第6章 第6章·往事坦诚
大礼堂烛火通明宛如白昼,尽管城堡外的天空被乌云牢牢覆盖,使人在清晨也会产生窒息的错觉。
珊德拉在长桌前坐下喝了口南瓜汤,抬头时余光看见西弗勒斯正朝她走来。她假装没有发现,只是等他身边坐下才轻描淡写地说了声“早”。自从去年发生争执之后二人的距离就不近不远,珊德拉也在极力试图不要再对他表露出什么情感。然而奇怪的是她依然忍不住注意到他,更奇怪的是他还是会偶尔坐到她身边来——甚至主动与她说话,尽管这种对话总是显得无足轻重。
自从莉莉不再参与她们的交谈,珊德拉愈发不知道该怎样与西弗勒斯沟通。他似乎也在有意远离她,转而花更多时间与那群和黑魔王关系密切的人共处。
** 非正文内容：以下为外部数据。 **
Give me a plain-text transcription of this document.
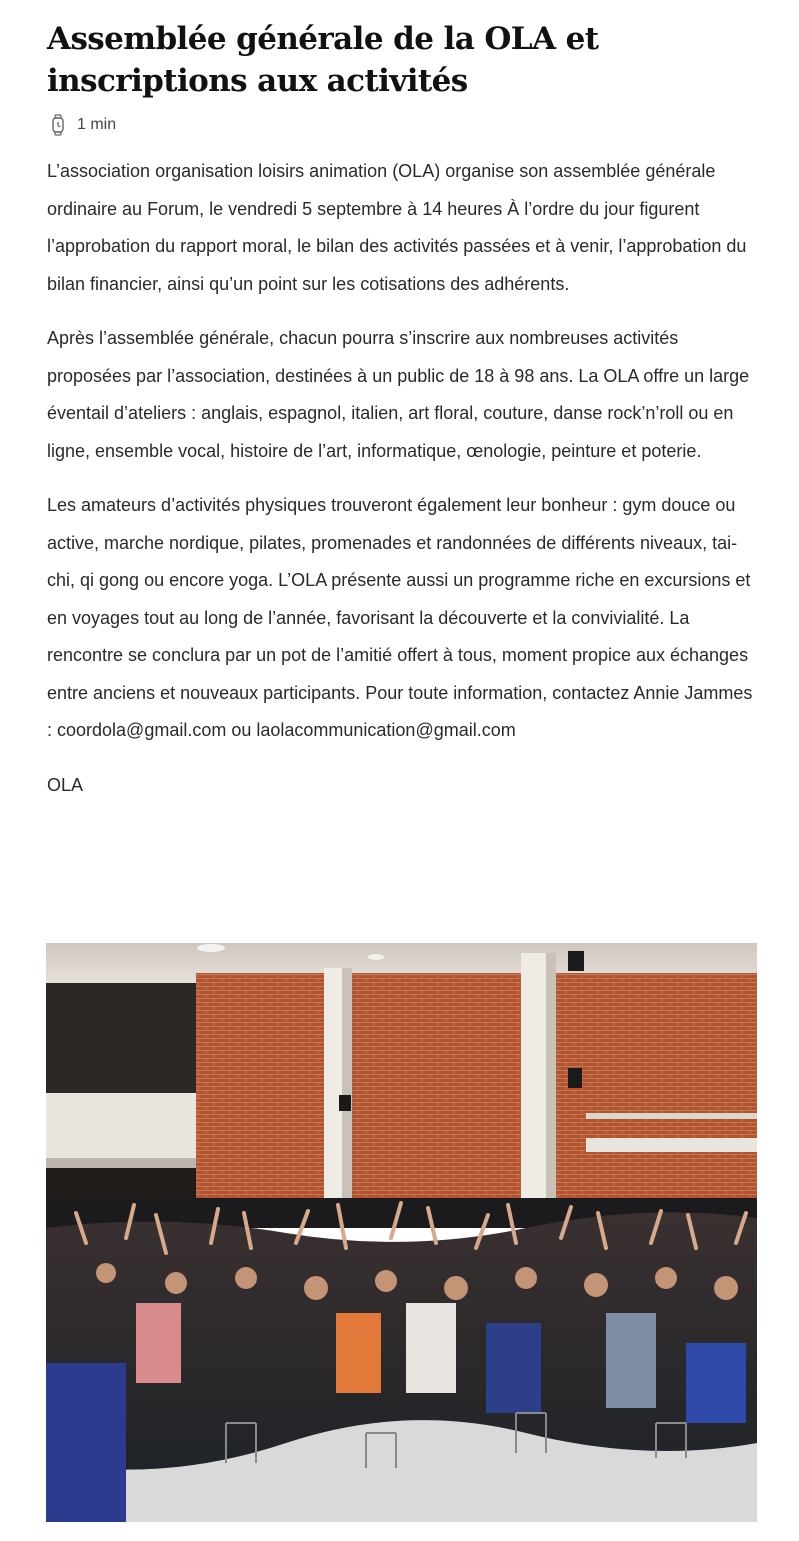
Assemblée générale de la OLA et inscriptions aux activités
1 min

L’association organisation loisirs animation (OLA) organise son assemblée générale ordinaire au Forum, le vendredi 5 septembre à 14 heures À l’ordre du jour figurent l’approbation du rapport moral, le bilan des activités passées et à venir, l’approbation du bilan financier, ainsi qu’un point sur les cotisations des adhérents.

Après l’assemblée générale, chacun pourra s’inscrire aux nombreuses activités proposées par l’association, destinées à un public de 18 à 98 ans. La OLA offre un large éventail d’ateliers : anglais, espagnol, italien, art floral, couture, danse rock’n’roll ou en ligne, ensemble vocal, histoire de l’art, informatique, œnologie, peinture et poterie.

Les amateurs d’activités physiques trouveront également leur bonheur : gym douce ou active, marche nordique, pilates, promenades et randonnées de différents niveaux, tai-chi, qi gong ou encore yoga. L’OLA présente aussi un programme riche en excursions et en voyages tout au long de l’année, favorisant la découverte et la convivialité. La rencontre se conclura par un pot de l’amitié offert à tous, moment propice aux échanges entre anciens et nouveaux participants. Pour toute information, contactez Annie Jammes : coordola@gmail.com ou laolacommunication@gmail.com

OLA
这让珊德拉困惑,以她的阅历无法判断出这种转变的含义。西弗勒斯今天似乎很不愉快,以至于没有进食而是直接翻开了课本。
“那四个格兰芬多又在打什么主意吗?”珊德拉漫不经心地问。西弗勒斯没有回答,这让她更确信他的心事与他们有关。过了许久,当珊德拉准备起身离开时瞥见他翻开的那页记着一个未知的咒语,后面是字迹锋利的‘对敌’字样。
“西弗勒斯,”她忍下想说些什么的冲动,淡淡地提醒他:“我们快迟到了。”
二人沉默着并肩走出食堂,直到在走廊和莉莉擦肩而过。
“早。”
“早,珊德拉——”与莉莉的回应同时响起的还有几步开外的詹姆的骂声:“芹菜怪,和鼻涕精真是难舍难分!”
西弗勒斯停住脚步,作势要拔出魔杖。珊德拉则扬起倨傲的笑容迎了上去,魔杖已经握在手中:“凭这点词汇量还要坚持挑衅,让我对你刮目相看。”
“让开,”詹姆做出驱赶的手势,“只要你们离伊万斯远点,怎样都跟我没关系。”
“别理他,珊德拉,他就是个自大的白痴。”随着莉莉愤怒地甩下这句话快步走远,确实如他所说那般,詹姆丧失了继续羞辱珊德拉和西弗勒斯的兴趣。见他追着莉莉离开,珊德拉把魔杖插回长袍的口袋里,以眼神示意西弗勒斯跟上来——从这里到温室起码需要十分钟,他们的确快迟到了。
西弗勒斯皱着眉,凌厉的目光似乎要把珊德拉射穿。
“如果你刚才没有那么迫不及待地冲上去,”他的语调和双眼一样冰冷:“我会在他身上试验新咒语的。”
“对敌的那个?”珊德拉平静地问。
他没有说话,视线牢牢钉着她不放,就好像想要从她的表情里寻找些什么。
“我对他的讨厌不比你少,但这不代表他是敌人——神锋无影,它肯定有很强的杀伤力吧?”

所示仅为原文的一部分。